Lymphoma; Extranodal NT-T-Cell; Dacryocystitis; Epiphora

Figure

  • Fig. 1. Radiologic findings. Paranasal CT shows inhomogenous enhancement and soft tissue thickening around right nasolacrimal duct (red arrowheads). A: Axial view. B: Coronal view. Paranasal CT shows mucosal thickening of right inferior turbinate and inferior meatus (white arrowheads). C: Axial view. D: Coronal view.

  • Fig. 2. Endoscopic findings. A: Shows profuse mucus discharge and swelling of right inferior turbinate adhere to right septal wall mucosa. B: Shows mucopus discharge and adhesion of right inferior turbinate to its adjacent structures. Whitish plaques are newly found on the surface of inferior turbinate. C: Shows no evidence of recurrence. There are no inflammatory change or hypertrophy of nasal mucosa.

  • Fig. 3. Radiologic findings. Paranasal CT (1 month after Fig. 1) shows nonenhanced mucosal thickening of osteomeatal unit, right maxillary sinus, base of nasal cavity and nasal septum. Thickening of mucosa remarkably progressed compared to CT 1 month ago (A: Axial view, B: Coronal view).

  • Fig. 4. Pathologic findings. A: The tumor was composed of medium-sized lymphoid cells with irregularly folded nuclei and showed angiodestructive growth pattern (arrows) (hematoxylin eosin stain, ×400 magnification). B: Tumor cells showed membranous positivity for CD56 immunohistochemical stain (CD56, ×400 magnification). C: Tumor cells were also positive for CD30 immunohistochemical stain (CD30, ×400 magnification). D: In situ hybridization for Epstein-Barr virus (EBV)-encoded small RNA (EBER) demonstrated the presence of EBV (EBER, ×400 magnification).

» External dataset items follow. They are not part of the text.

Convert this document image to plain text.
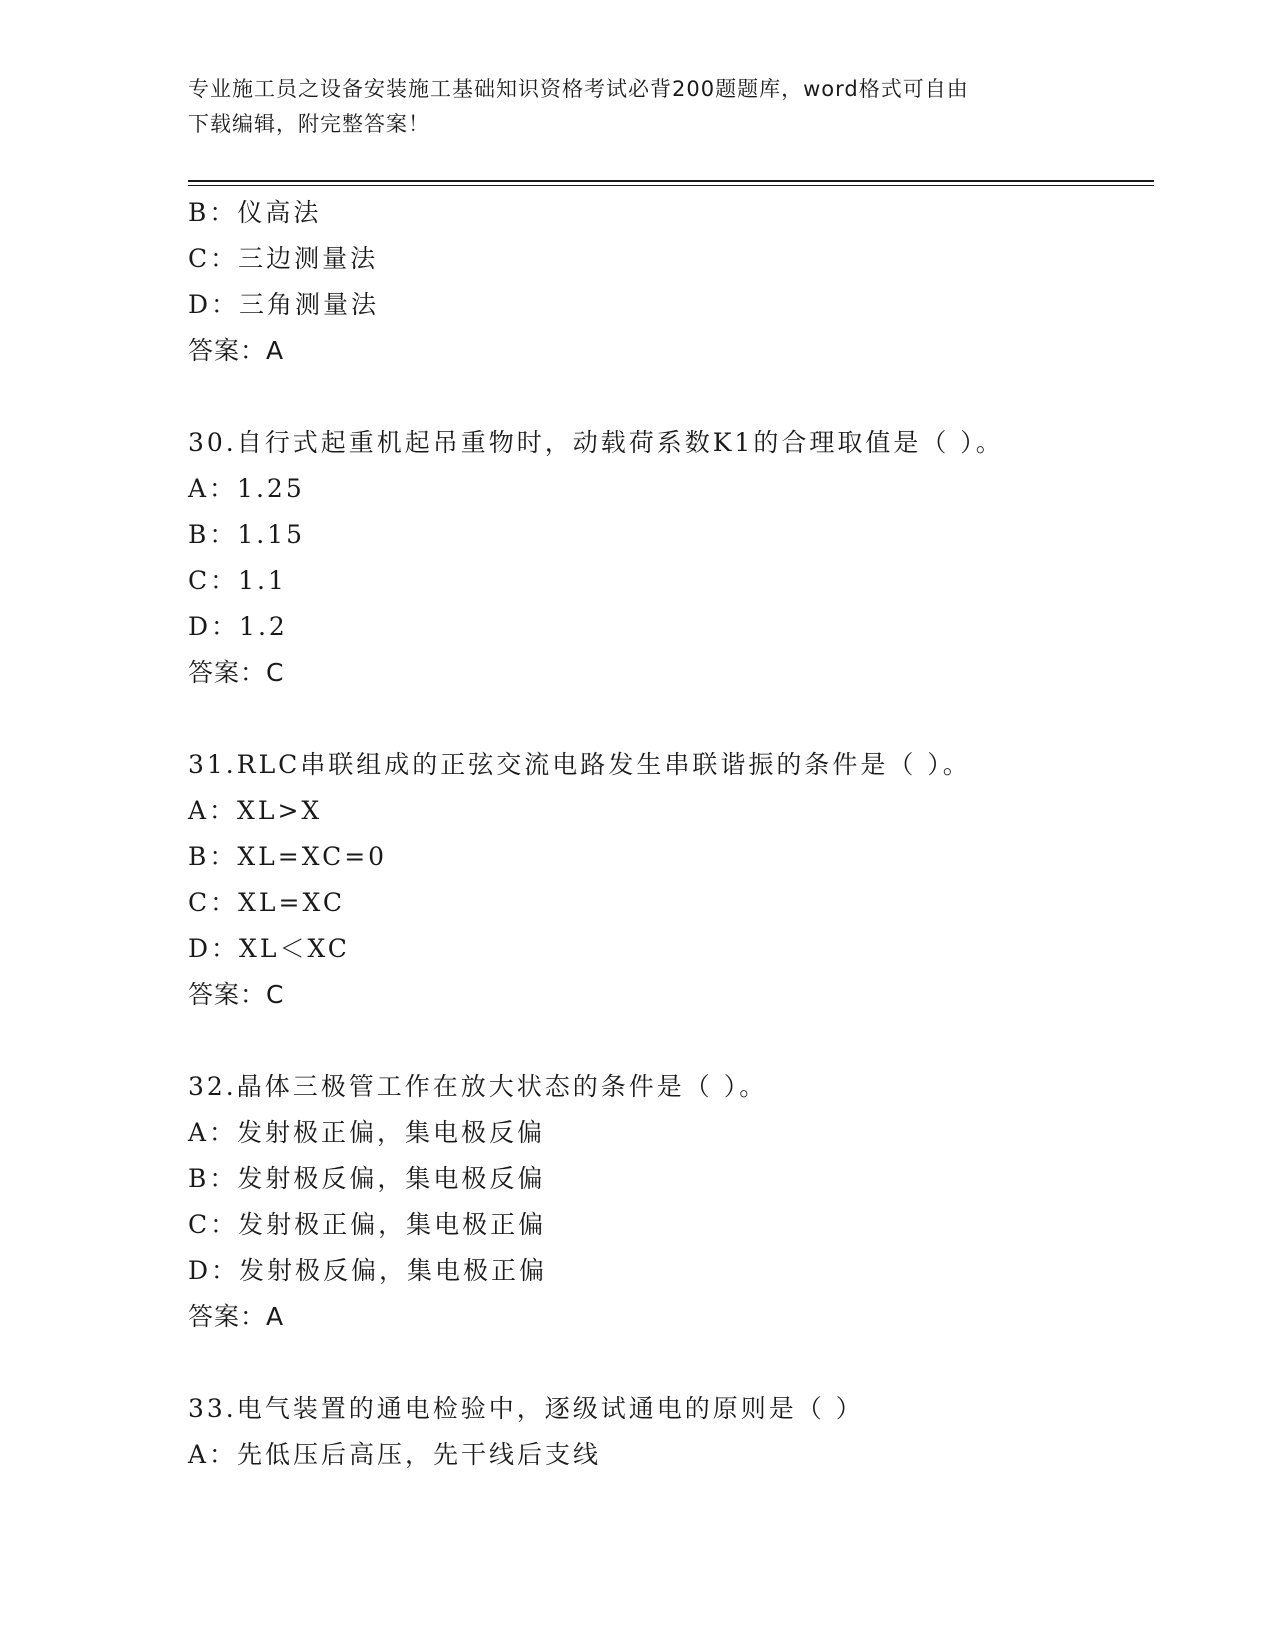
专业施工员之设备安装施工基础知识资格考试必背200题题库，word格式可自由
下载编辑，附完整答案！
B：仪高法
C：三边测量法
D：三角测量法
答案：A
30.自行式起重机起吊重物时，动载荷系数K1的合理取值是（ ）。
A：1.25
B：1.15
C：1.1
D：1.2
答案：C
31.RLC串联组成的正弦交流电路发生串联谐振的条件是（ ）。
A：XL>X
B：XL=XC=0
C：XL=XC
D：XL＜XC
答案：C
32.晶体三极管工作在放大状态的条件是（ ）。
A：发射极正偏，集电极反偏
B：发射极反偏，集电极反偏
C：发射极正偏，集电极正偏
D：发射极反偏，集电极正偏
答案：A
33.电气装置的通电检验中，逐级试通电的原则是（ ）
A：先低压后高压，先干线后支线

  • Fig. 5. Radiologic findings of positive emission tomograpy-CT. A: Hypermetabolic lymphoma in right middle meatus, middle turbinate and inferior turbinate. B: 2 month after (A) shows diffuse mild hypermetabolic mucosal thickening of right nasal cavity. Focal hypermetabolic thickening of right nasal cavity was disappeared. C: 3 month after (B). Diffuse mild hypermetabolic lesion was disappeared and there are no abnormal hypermetabolic uptake.